On the 21st of last month, Donald Trump was officially inaugurated as the President of the United States, and it has become clear within the space of little more than a week that all of those controversial, and in some instances ludicrous, statements he made on the road to the White House… well, he meant them.
The Mexican wall will be built, and he intends to make the Mexicans pay for it through the imposition of a 20% border wall tax on all Mexican imports. And whilst we’re on the topic of protectionist policy, President Trump has also launched a volley of hostile statements and tweets at China threatening to impose heavy tariffs on Chinese manufactured goods – the first salvo no doubt of a tit-for-tat trade war which will inevitably erupt in response.
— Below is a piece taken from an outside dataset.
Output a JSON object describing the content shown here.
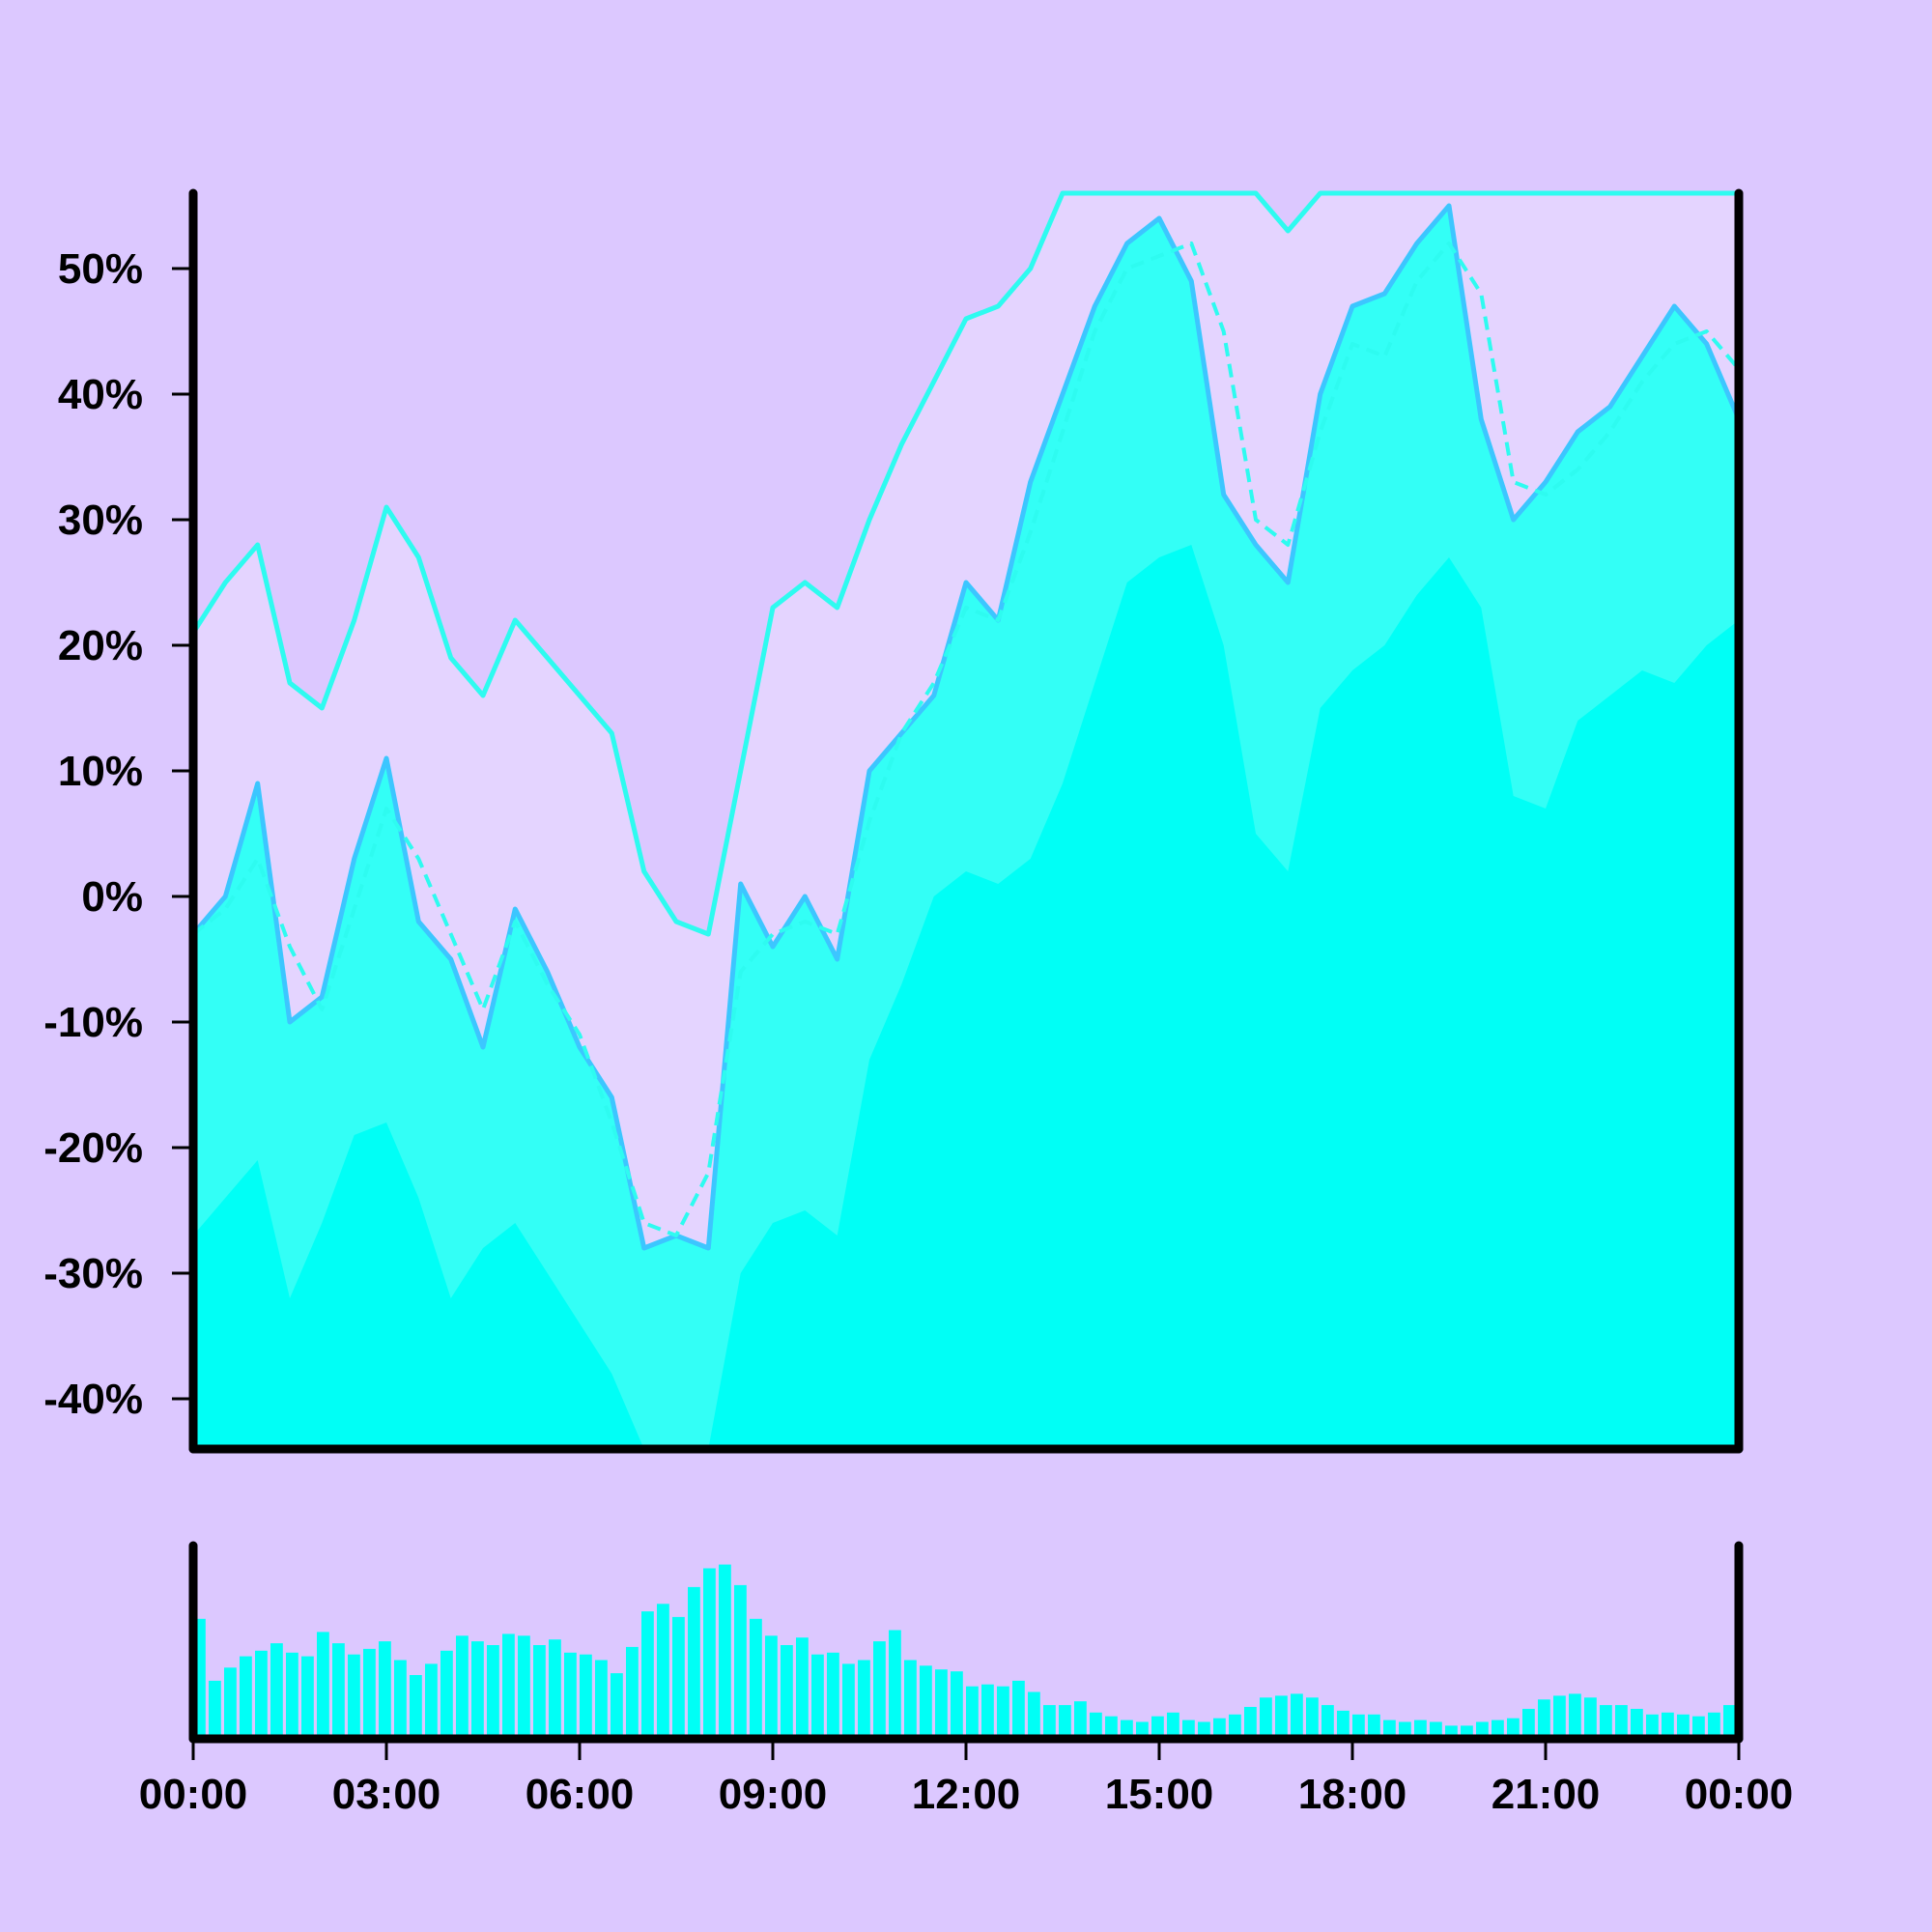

Then there’s the 90-day travel ban on anybody born from a number of Middle Eastern countries, and the looming threat of mass deportations of the 11 million Mexican immigrants who moved to America for a better life – all part of a new immigration policy which is not without a sense of irony, coming from a country which wouldn’t exist as we know it were it not for immigrants. Naturally, the world has united in outrage, and even the originally pro-Trump markets are now a tad jittery about what the future holds.
By all intents and purposes, the liberal world order that has existed since the end of World War II, and the move toward a world of free-trade between multilateral trading blocs is dead in the water. The new Trump administration saw to that when it pulled the plug on American membership of the far-reaching TTIP.
The world is on the cusp of great change, for better or ill, especially for the business community. Ladies and gentlemen, put on your helmets – it’s going to be an interesting four years.